Monticello's website, Thomas Jefferson Encyclopedia, August 20, 2015
1993 Stein Susan R. Stein, The Worlds of Thomas Jefferson at Monticello, Thomas Jefferson Foundation, published by Harry N. Abrams, Inc., 1993, p. 237
Monticello's website, Thomas Jefferson Encyclopedia, August 20, 2015:
Statuettes made of biscuit for the decoration of tables were much favored in the eighteenth century. The milky surface of unglazed soft paste porcelain lent itself well to fine modeling. The figures, which were mass produced in molds, ranged from mythological subjects - the most popular - to the seasons, portraits, playful children's games, and contemporary events. The renowned Sevres porcelain factory, the Manufacture Royale de Porcelaine de France, made some of the best examples.

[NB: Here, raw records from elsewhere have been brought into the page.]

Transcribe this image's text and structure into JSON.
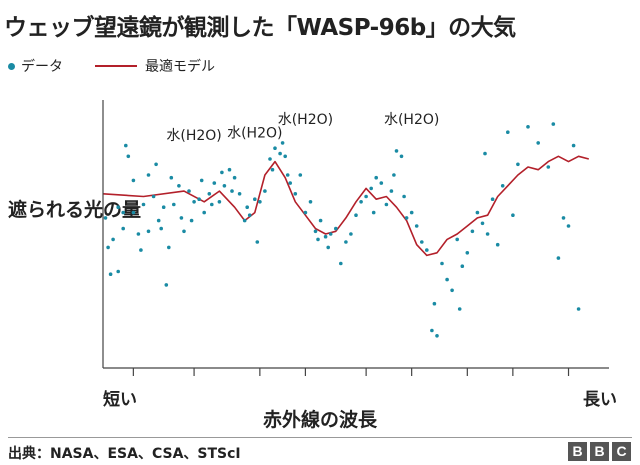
{
  "title": "ウェッブ望遠鏡が観測した「WASP-96b」の大気",
  "legend": {
    "data_label": "データ",
    "model_label": "最適モデル"
  },
  "colors": {
    "points": "#1a8ba4",
    "model": "#b3202a",
    "axis": "#444444"
  },
  "footer": {
    "source": "出典：NASA、ESA、CSA、STScI",
    "brand": [
      "B",
      "B",
      "C"
    ]
  },
  "chart_data": {
    "type": "scatter",
    "title": "ウェッブ望遠鏡が観測した「WASP-96b」の大気",
    "ylabel": "遮られる光の量",
    "xlabel": "赤外線の波長",
    "xlim": [
      0,
      100
    ],
    "ylim": [
      0,
      100
    ],
    "x_ticks": [
      6,
      18,
      31,
      40,
      52,
      61,
      72,
      81,
      92
    ],
    "x_end_labels": {
      "start": "短い",
      "end": "長い"
    },
    "annotations": [
      {
        "text": "水(H2O)",
        "x": 18,
        "y": 85
      },
      {
        "text": "水(H2O)",
        "x": 30,
        "y": 86
      },
      {
        "text": "水(H2O)",
        "x": 40,
        "y": 91
      },
      {
        "text": "水(H2O)",
        "x": 61,
        "y": 91
      }
    ],
    "series": [
      {
        "name": "データ",
        "type": "scatter",
        "points": [
          [
            0.5,
            56
          ],
          [
            1,
            45
          ],
          [
            1.5,
            35
          ],
          [
            2,
            48
          ],
          [
            3,
            60
          ],
          [
            3,
            36
          ],
          [
            4,
            58
          ],
          [
            4,
            52
          ],
          [
            4.5,
            83
          ],
          [
            5,
            79
          ],
          [
            6,
            70
          ],
          [
            6,
            58
          ],
          [
            7,
            50
          ],
          [
            7.5,
            44
          ],
          [
            8,
            61
          ],
          [
            9,
            72
          ],
          [
            9,
            51
          ],
          [
            10,
            64
          ],
          [
            10.5,
            76
          ],
          [
            11,
            55
          ],
          [
            11.5,
            52
          ],
          [
            12,
            60
          ],
          [
            12.5,
            31
          ],
          [
            13,
            45
          ],
          [
            13.5,
            71
          ],
          [
            14,
            61
          ],
          [
            15,
            68
          ],
          [
            15.5,
            56
          ],
          [
            16,
            51
          ],
          [
            17,
            66
          ],
          [
            17.5,
            55
          ],
          [
            18,
            62
          ],
          [
            19,
            63
          ],
          [
            19.5,
            70
          ],
          [
            20,
            58
          ],
          [
            21,
            65
          ],
          [
            21.5,
            61
          ],
          [
            22,
            69
          ],
          [
            23,
            62
          ],
          [
            23.5,
            73
          ],
          [
            24,
            68
          ],
          [
            25,
            74
          ],
          [
            25.5,
            66
          ],
          [
            26,
            71
          ],
          [
            27,
            65
          ],
          [
            28,
            55
          ],
          [
            28.5,
            60
          ],
          [
            29,
            57
          ],
          [
            30,
            63
          ],
          [
            30.5,
            47
          ],
          [
            31,
            62
          ],
          [
            32,
            66
          ],
          [
            33,
            78
          ],
          [
            33.5,
            74
          ],
          [
            34,
            82
          ],
          [
            35,
            80
          ],
          [
            35.5,
            84
          ],
          [
            36,
            79
          ],
          [
            36.5,
            72
          ],
          [
            37,
            69
          ],
          [
            38,
            65
          ],
          [
            39,
            72
          ],
          [
            40,
            58
          ],
          [
            41,
            62
          ],
          [
            42,
            51
          ],
          [
            42.5,
            48
          ],
          [
            43,
            55
          ],
          [
            44,
            49
          ],
          [
            44.5,
            45
          ],
          [
            45,
            50
          ],
          [
            46,
            52
          ],
          [
            47,
            39
          ],
          [
            48,
            47
          ],
          [
            49,
            50
          ],
          [
            50,
            57
          ],
          [
            51,
            62
          ],
          [
            52,
            64
          ],
          [
            53,
            67
          ],
          [
            53.5,
            58
          ],
          [
            54,
            71
          ],
          [
            55,
            69
          ],
          [
            56,
            61
          ],
          [
            57,
            66
          ],
          [
            57.5,
            72
          ],
          [
            58,
            81
          ],
          [
            59,
            79
          ],
          [
            59.5,
            64
          ],
          [
            60,
            56
          ],
          [
            61,
            58
          ],
          [
            62,
            53
          ],
          [
            63,
            47
          ],
          [
            64,
            44
          ],
          [
            65,
            14
          ],
          [
            65.5,
            24
          ],
          [
            66,
            12
          ],
          [
            67,
            39
          ],
          [
            68,
            33
          ],
          [
            69,
            29
          ],
          [
            70,
            48
          ],
          [
            70.5,
            22
          ],
          [
            71,
            38
          ],
          [
            72,
            43
          ],
          [
            73,
            51
          ],
          [
            74,
            58
          ],
          [
            75,
            54
          ],
          [
            75.5,
            80
          ],
          [
            76,
            50
          ],
          [
            77,
            63
          ],
          [
            78,
            46
          ],
          [
            79,
            68
          ],
          [
            80,
            88
          ],
          [
            81,
            57
          ],
          [
            82,
            76
          ],
          [
            84,
            90
          ],
          [
            86,
            84
          ],
          [
            88,
            75
          ],
          [
            89,
            91
          ],
          [
            90,
            41
          ],
          [
            91,
            56
          ],
          [
            92,
            53
          ],
          [
            93,
            83
          ],
          [
            94,
            22
          ]
        ]
      },
      {
        "name": "最適モデル",
        "type": "line",
        "points": [
          [
            0,
            65
          ],
          [
            8,
            64
          ],
          [
            16,
            66
          ],
          [
            20,
            62
          ],
          [
            23,
            66
          ],
          [
            26,
            60
          ],
          [
            28,
            55
          ],
          [
            30,
            58
          ],
          [
            32,
            72
          ],
          [
            34,
            77
          ],
          [
            36,
            71
          ],
          [
            38,
            62
          ],
          [
            40,
            57
          ],
          [
            42,
            52
          ],
          [
            44,
            50
          ],
          [
            46,
            51
          ],
          [
            48,
            56
          ],
          [
            50,
            62
          ],
          [
            52,
            67
          ],
          [
            54,
            63
          ],
          [
            56,
            64
          ],
          [
            58,
            60
          ],
          [
            60,
            55
          ],
          [
            62,
            46
          ],
          [
            64,
            42
          ],
          [
            66,
            43
          ],
          [
            68,
            48
          ],
          [
            70,
            50
          ],
          [
            72,
            53
          ],
          [
            74,
            56
          ],
          [
            76,
            57
          ],
          [
            78,
            64
          ],
          [
            80,
            68
          ],
          [
            82,
            72
          ],
          [
            84,
            75
          ],
          [
            86,
            74
          ],
          [
            88,
            77
          ],
          [
            90,
            79
          ],
          [
            92,
            77
          ],
          [
            94,
            79
          ],
          [
            96,
            78
          ]
        ]
      }
    ]
  }
}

Jefferson acquired at least ten biscuit statuettes. Four - Minerva, Diana, Apollo, and Mars - were purchased for Abigail Adams from Bazin, a Paris merchant who sold tablewares, in late September 1785. Jefferson purchased more than six for himself, including a Hercules purchased from Bazin in 1784, which might have been the Farnese Hercules produced at Sèvres. Only Venus with Cupid and Hope with Cupid are known today.

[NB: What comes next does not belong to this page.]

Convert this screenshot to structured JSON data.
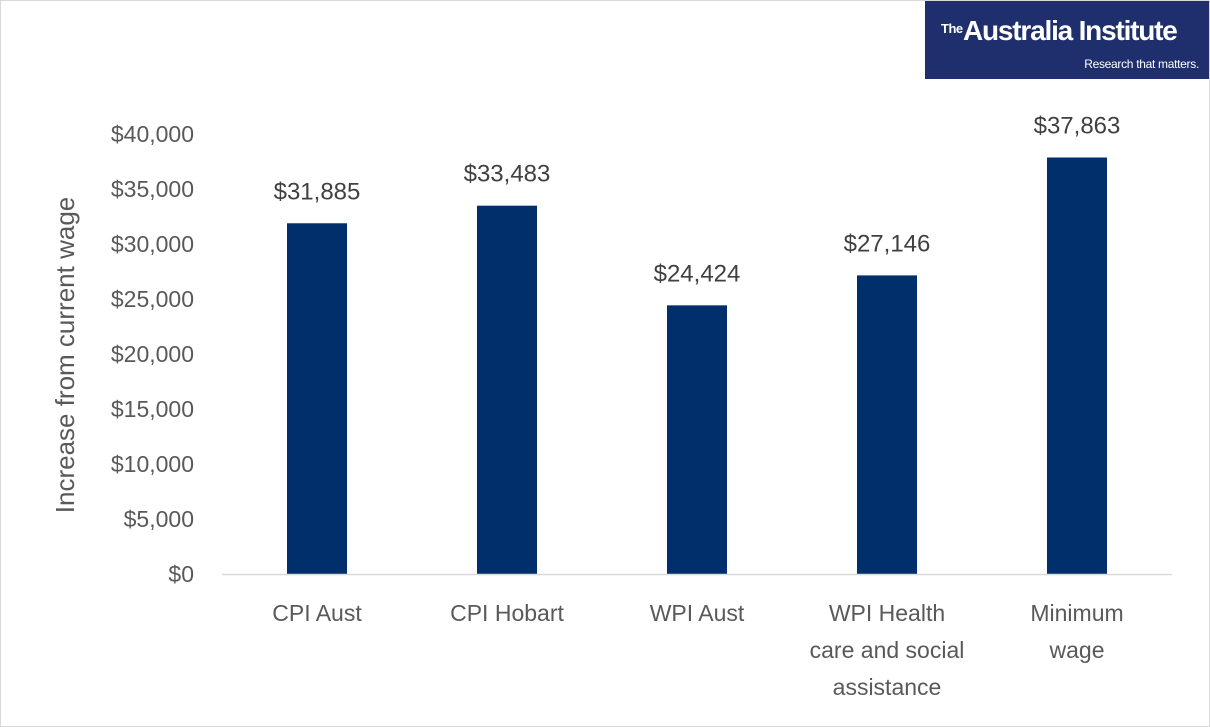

Hope with Cupid was signed by Jossé-François-Joseph Le Riche, who had been one of two principal assistants to the director Etienne-Maurice Falconet at Sèvres and later became chef de sculpteurs there. After Falconet left Sèvres in 1766, his assistants, including Le Riche, carried on similar work, but in a more stylized manner.
At Monticello, the figures may have been used in the Parlor or in the Dining Room as table decorations.